Ed Walsh arrives at federal court in Central Islip during...

Ed Walsh arrives at federal court in Central Islip during his trial in March 2016. Credit: Ed Betz

Former Suffolk County Conservative Party leader Edward Walsh has been released from federal prison after serving most of his two-year sentence for wire fraud and theft of government services, a record shows.

Walsh was released on Thursday from Federal Medical Center Devens, a federal prison hospital in Massachusetts, to a halfway house in Brooklyn, according to federal Bureau of Prison records.

The former party leader is not scheduled to complete his total sentence until July 13, but it is not unusual for a federal prisoner to be released to some sort of halfway house arrangement in transition to civilian life before the actual end of a sentence.

Walsh declined on Friday to comment on his release.

He was convicted in 2016 of pocketing hundreds of thousands of dollars in pay from the Suffolk sheriff’s department while golfing, gambling and politicking on county time.

Walsh, 53, of East Islip, who worked as a lieutenant in the sheriff’s department, was ordered by U.S. District Court Judge Arthur Spatt, at the federal courthouse in Central Islip, to make $202,000 in restitution, forfeit an additional $245,000, and serve three years of supervised release.

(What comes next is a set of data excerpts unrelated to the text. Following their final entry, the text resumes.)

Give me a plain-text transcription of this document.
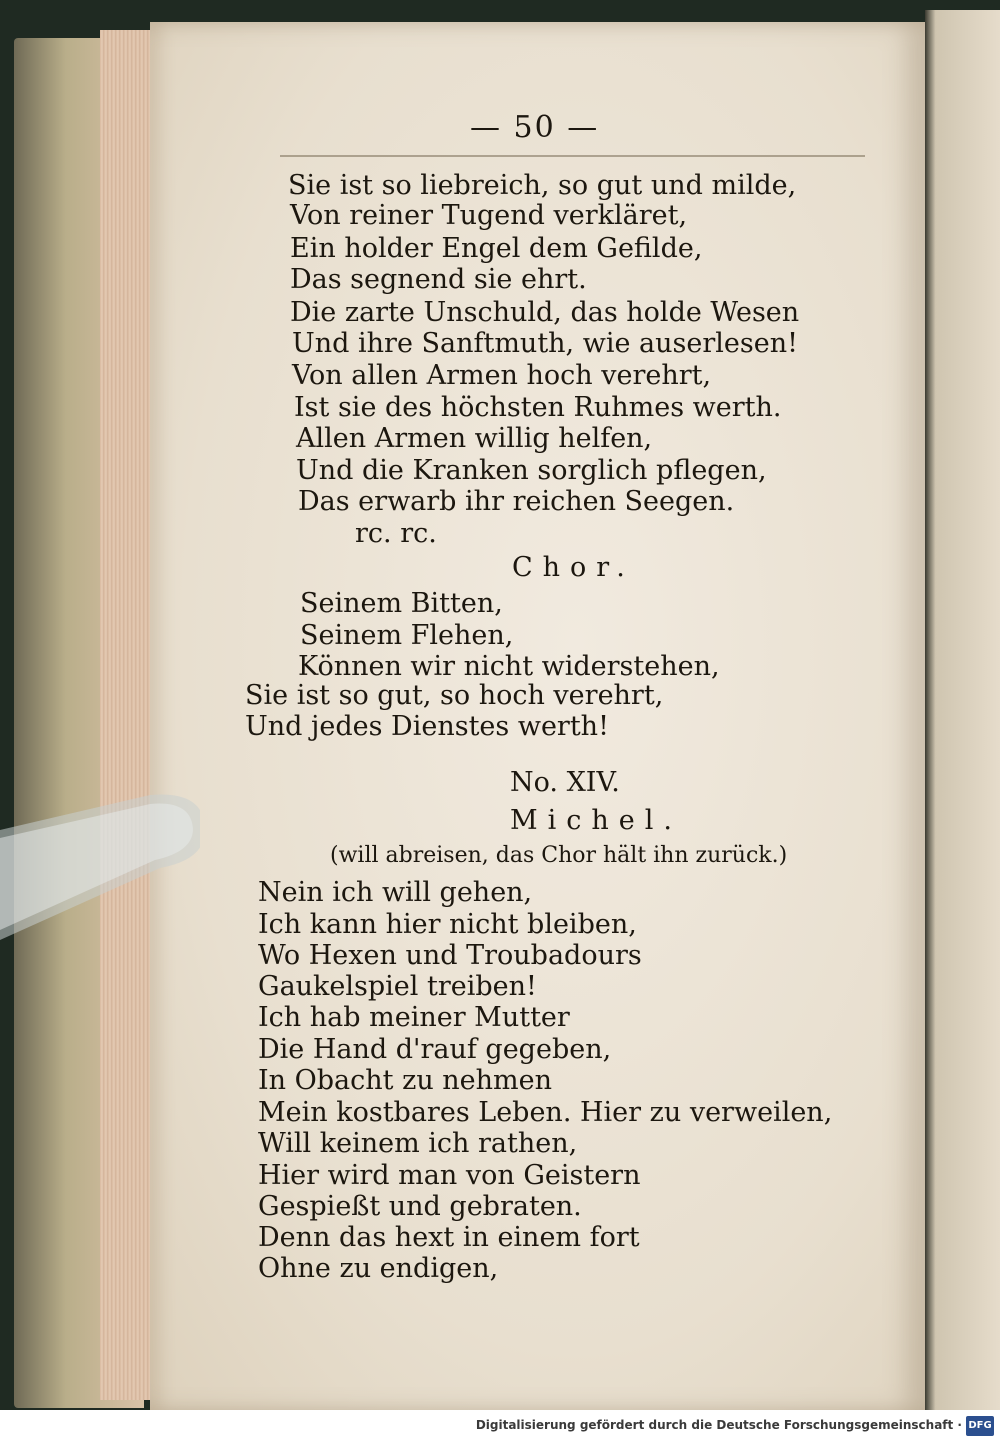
— 50 —
Sie ist so liebreich, so gut und milde,
Von reiner Tugend verkläret,
Ein holder Engel dem Gefilde,
Das segnend sie ehrt.
Die zarte Unschuld, das holde Wesen
Und ihre Sanftmuth, wie auserlesen!
Von allen Armen hoch verehrt,
Ist sie des höchsten Ruhmes werth.
Allen Armen willig helfen,
Und die Kranken sorglich pflegen,
Das erwarb ihr reichen Seegen.
rc. rc.
Chor.
Seinem Bitten,
Seinem Flehen,
Können wir nicht widerstehen,
Sie ist so gut, so hoch verehrt,
Und jedes Dienstes werth!
No. XIV.
Michel.
(will abreisen, das Chor hält ihn zurück.)
Nein ich will gehen,
Ich kann hier nicht bleiben,
Wo Hexen und Troubadours
Gaukelspiel treiben!
Ich hab meiner Mutter
Die Hand d'rauf gegeben,
In Obacht zu nehmen
Mein kostbares Leben. Hier zu verweilen,
Will keinem ich rathen,
Hier wird man von Geistern
Gespießt und gebraten.
Denn das hext in einem fort
Ohne zu endigen,
Digitalisierung gefördert durch die Deutsche Forschungsgemeinschaft · DFG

He was convicted of the charges in March 2016 after a 10-day trial by a jury that deliberated for only an hour. He was sentenced on June 21.

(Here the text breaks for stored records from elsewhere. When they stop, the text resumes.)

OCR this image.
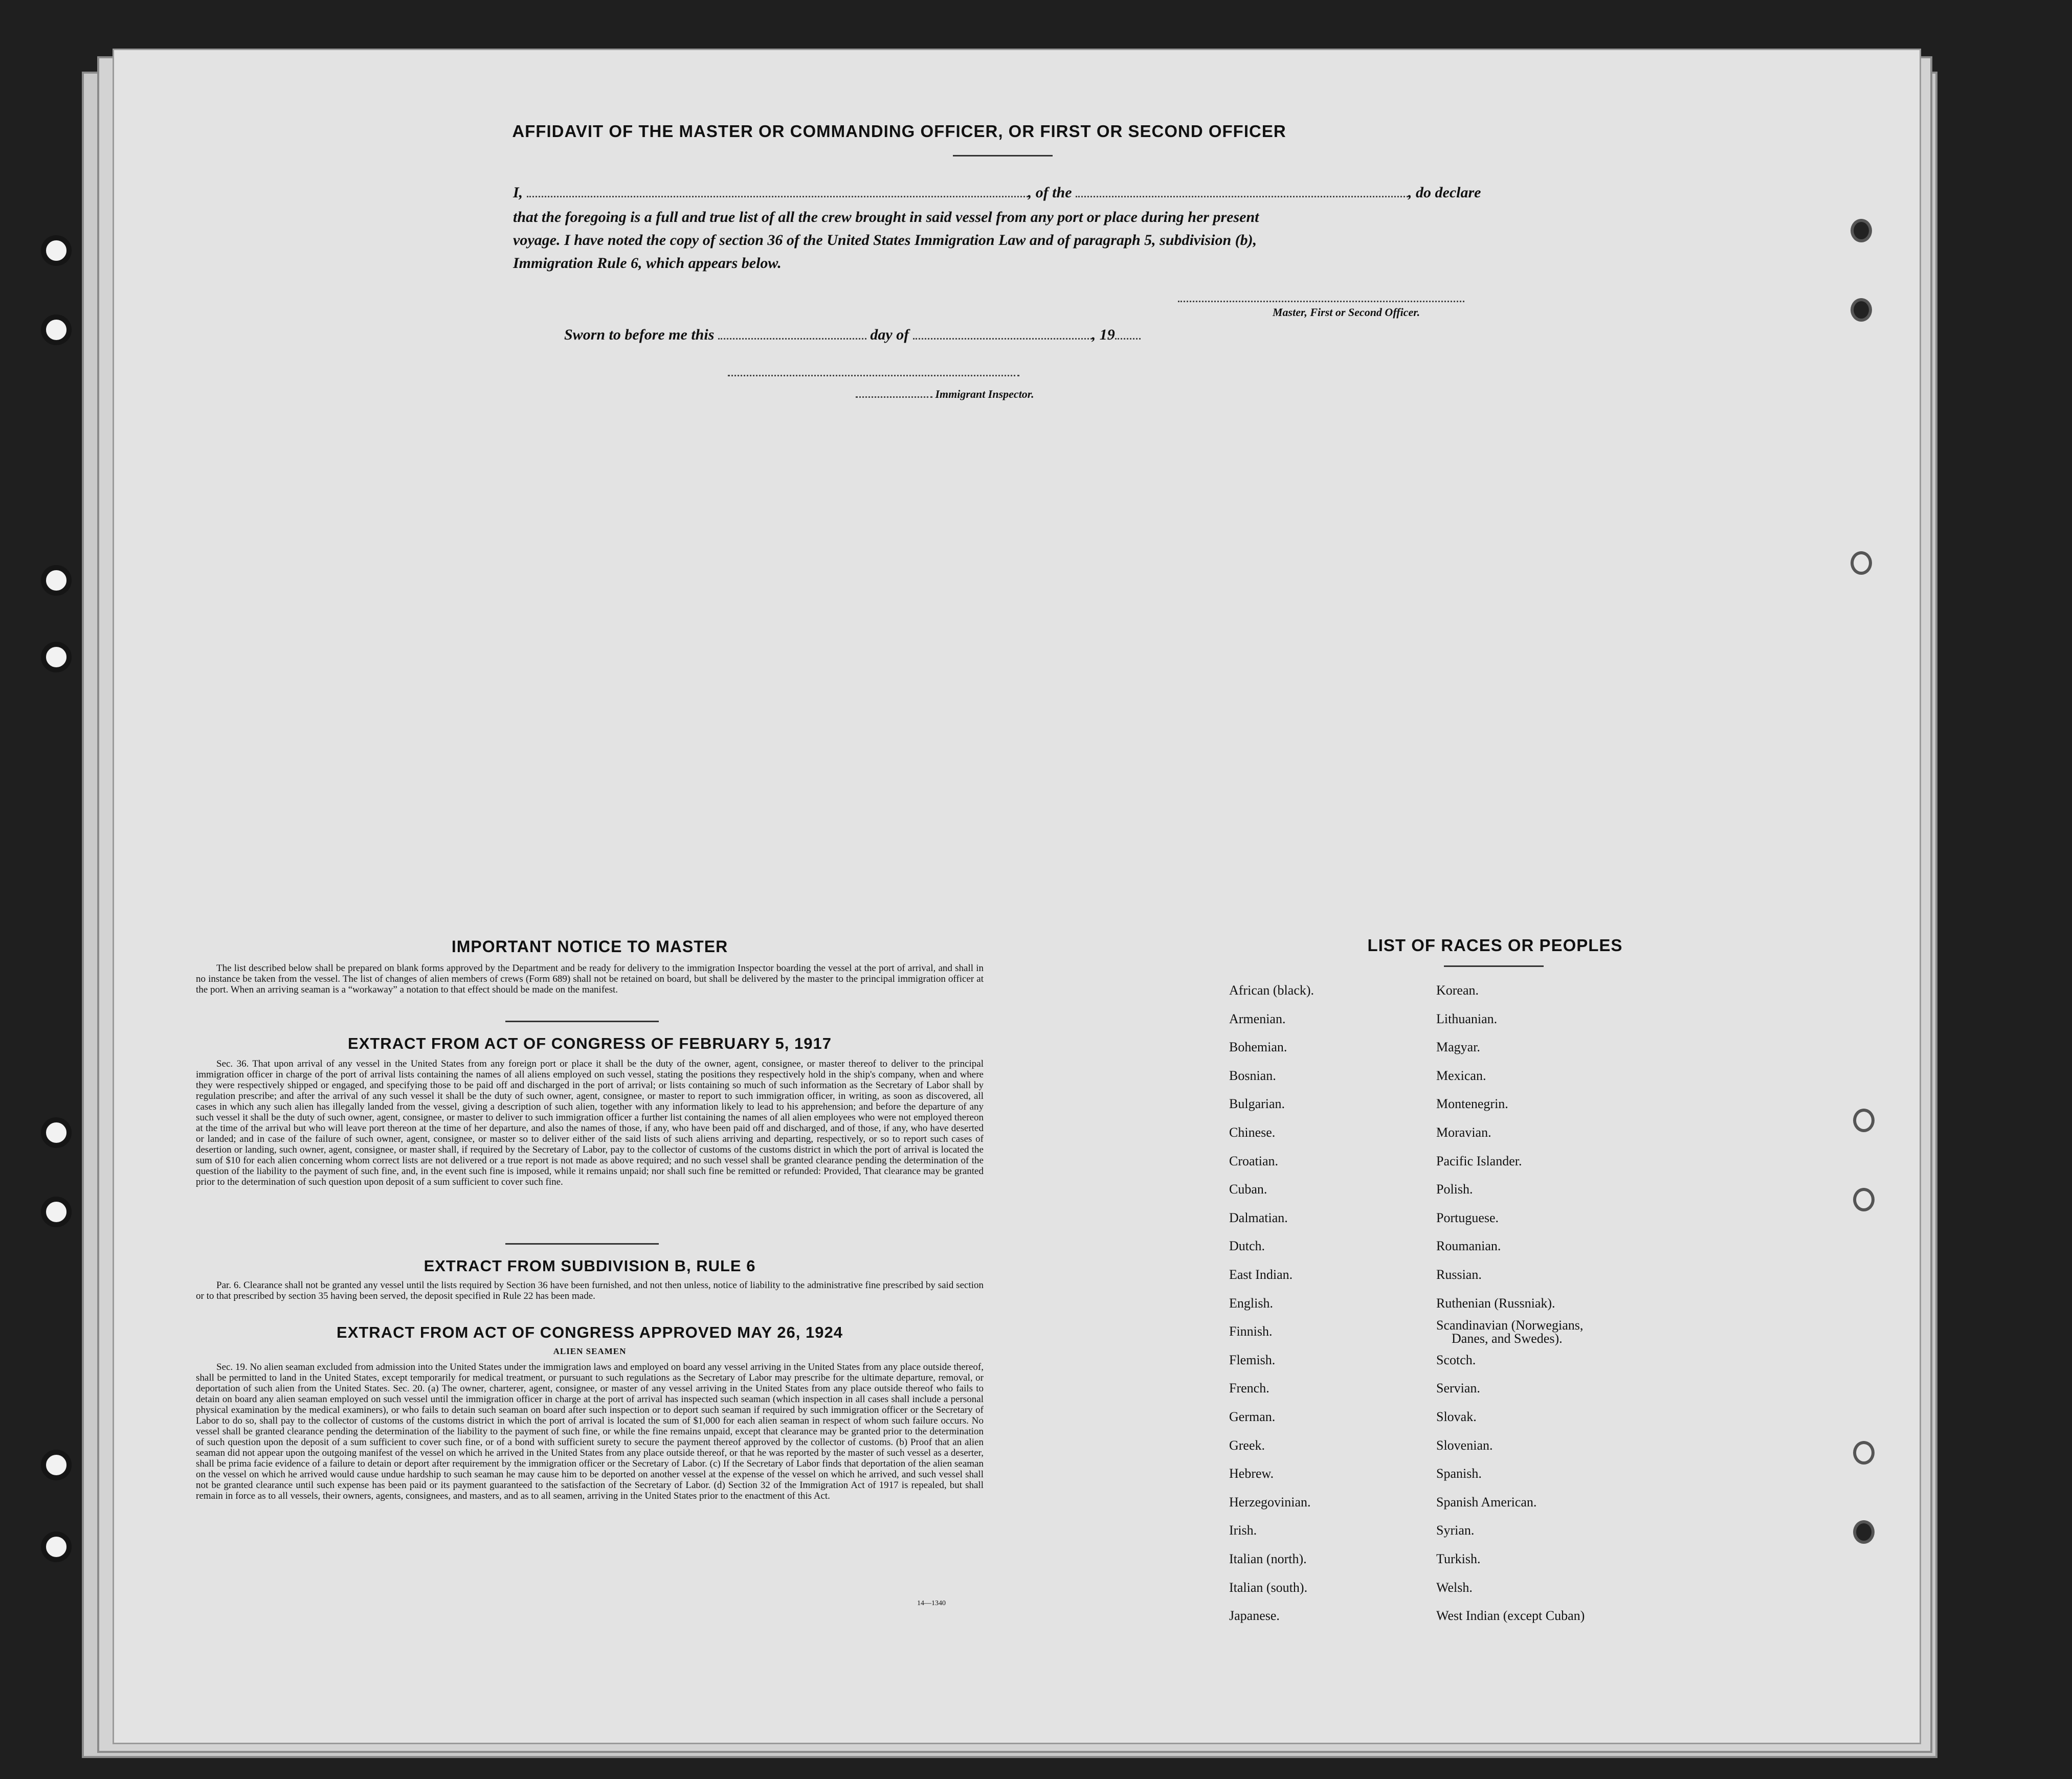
AFFIDAVIT OF THE MASTER OR COMMANDING OFFICER, OR FIRST OR SECOND OFFICER
I,	, of the	, do declare
that the foregoing is a full and true list of all the crew brought in said vessel from any port or place during her present
voyage. I have noted the copy of section 36 of the United States Immigration Law and of paragraph 5, subdivision (b),
Immigration Rule 6, which appears below.
Master, First or Second Officer.
Sworn to before me this	day of	, 19
Immigrant Inspector.
IMPORTANT NOTICE TO MASTER
The list described below shall be prepared on blank forms approved by the Department and be ready for delivery to the immigration Inspector boarding the vessel at the port of arrival, and shall in no instance be taken from the vessel. The list of changes of alien members of crews (Form 689) shall not be retained on board, but shall be delivered by the master to the principal immigration officer at the port. When an arriving seaman is a “workaway” a notation to that effect should be made on the manifest.
EXTRACT FROM ACT OF CONGRESS OF FEBRUARY 5, 1917
Sec. 36. That upon arrival of any vessel in the United States from any foreign port or place it shall be the duty of the owner, agent, consignee, or master thereof to deliver to the principal immigration officer in charge of the port of arrival lists containing the names of all aliens employed on such vessel, stating the positions they respectively hold in the ship's company, when and where they were respectively shipped or engaged, and specifying those to be paid off and discharged in the port of arrival; or lists containing so much of such information as the Secretary of Labor shall by regulation prescribe; and after the arrival of any such vessel it shall be the duty of such owner, agent, consignee, or master to report to such immigration officer, in writing, as soon as discovered, all cases in which any such alien has illegally landed from the vessel, giving a description of such alien, together with any information likely to lead to his apprehension; and before the departure of any such vessel it shall be the duty of such owner, agent, consignee, or master to deliver to such immigration officer a further list containing the names of all alien employees who were not employed thereon at the time of the arrival but who will leave port thereon at the time of her departure, and also the names of those, if any, who have been paid off and discharged, and of those, if any, who have deserted or landed; and in case of the failure of such owner, agent, consignee, or master so to deliver either of the said lists of such aliens arriving and departing, respectively, or so to report such cases of desertion or landing, such owner, agent, consignee, or master shall, if required by the Secretary of Labor, pay to the collector of customs of the customs district in which the port of arrival is located the sum of $10 for each alien concerning whom correct lists are not delivered or a true report is not made as above required; and no such vessel shall be granted clearance pending the determination of the question of the liability to the payment of such fine, and, in the event such fine is imposed, while it remains unpaid; nor shall such fine be remitted or refunded: Provided, That clearance may be granted prior to the determination of such question upon deposit of a sum sufficient to cover such fine.
EXTRACT FROM SUBDIVISION B, RULE 6
Par. 6. Clearance shall not be granted any vessel until the lists required by Section 36 have been furnished, and not then unless, notice of liability to the administrative fine prescribed by said section or to that prescribed by section 35 having been served, the deposit specified in Rule 22 has been made.
EXTRACT FROM ACT OF CONGRESS APPROVED MAY 26, 1924
ALIEN SEAMEN
Sec. 19. No alien seaman excluded from admission into the United States under the immigration laws and employed on board any vessel arriving in the United States from any place outside thereof, shall be permitted to land in the United States, except temporarily for medical treatment, or pursuant to such regulations as the Secretary of Labor may prescribe for the ultimate departure, removal, or deportation of such alien from the United States. Sec. 20. (a) The owner, charterer, agent, consignee, or master of any vessel arriving in the United States from any place outside thereof who fails to detain on board any alien seaman employed on such vessel until the immigration officer in charge at the port of arrival has inspected such seaman (which inspection in all cases shall include a personal physical examination by the medical examiners), or who fails to detain such seaman on board after such inspection or to deport such seaman if required by such immigration officer or the Secretary of Labor to do so, shall pay to the collector of customs of the customs district in which the port of arrival is located the sum of $1,000 for each alien seaman in respect of whom such failure occurs. No vessel shall be granted clearance pending the determination of the liability to the payment of such fine, or while the fine remains unpaid, except that clearance may be granted prior to the determination of such question upon the deposit of a sum sufficient to cover such fine, or of a bond with sufficient surety to secure the payment thereof approved by the collector of customs. (b) Proof that an alien seaman did not appear upon the outgoing manifest of the vessel on which he arrived in the United States from any place outside thereof, or that he was reported by the master of such vessel as a deserter, shall be prima facie evidence of a failure to detain or deport after requirement by the immigration officer or the Secretary of Labor. (c) If the Secretary of Labor finds that deportation of the alien seaman on the vessel on which he arrived would cause undue hardship to such seaman he may cause him to be deported on another vessel at the expense of the vessel on which he arrived, and such vessel shall not be granted clearance until such expense has been paid or its payment guaranteed to the satisfaction of the Secretary of Labor. (d) Section 32 of the Immigration Act of 1917 is repealed, but shall remain in force as to all vessels, their owners, agents, consignees, and masters, and as to all seamen, arriving in the United States prior to the enactment of this Act.
14—1340
LIST OF RACES OR PEOPLES
African (black).
Armenian.
Bohemian.
Bosnian.
Bulgarian.
Chinese.
Croatian.
Cuban.
Dalmatian.
Dutch.
East Indian.
English.
Finnish.
Flemish.
French.
German.
Greek.
Hebrew.
Herzegovinian.
Irish.
Italian (north).
Italian (south).
Japanese.
Korean.
Lithuanian.
Magyar.
Mexican.
Montenegrin.
Moravian.
Pacific Islander.
Polish.
Portuguese.
Roumanian.
Russian.
Ruthenian (Russniak).
Scandinavian (Norwegians,
Scotch.
Servian.
Slovak.
Slovenian.
Spanish.
Spanish American.
Syrian.
Turkish.
Welsh.
West Indian (except Cuban)
Danes, and Swedes).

Walsh began serving this sentence in October 2017 at the Morgantown Federal Correctional Institution, in West Virginia, a minimum security facility on a rolling green campus. It is 435 miles away from Long Island, or about a seven-and-a-half hour drive.

But he was transferred to Devens about a year ago because of a foot injury, sources said.

At trial, the government’s case against Walsh was based substantially on FBI agents comparing the time sheets Walsh had submitted to the sheriff’s department with the records of his locations based on his telephone, credit cards, golfing and gambling outings. In addition to golfing, gambling and politicking, an agent also testified that Walsh billed the sheriff’s department for time at his tailors and at home.

Defense attorneys maintained that Walsh was supposed to serve as a liaison for the sheriff’s department to government officials and the public, and that he had flexibility over when and where he worked. Government prosecutors argued that Walsh was supposed to be on duty at the sheriff’s department and that he was supposed to follow a regular schedule of shifts there.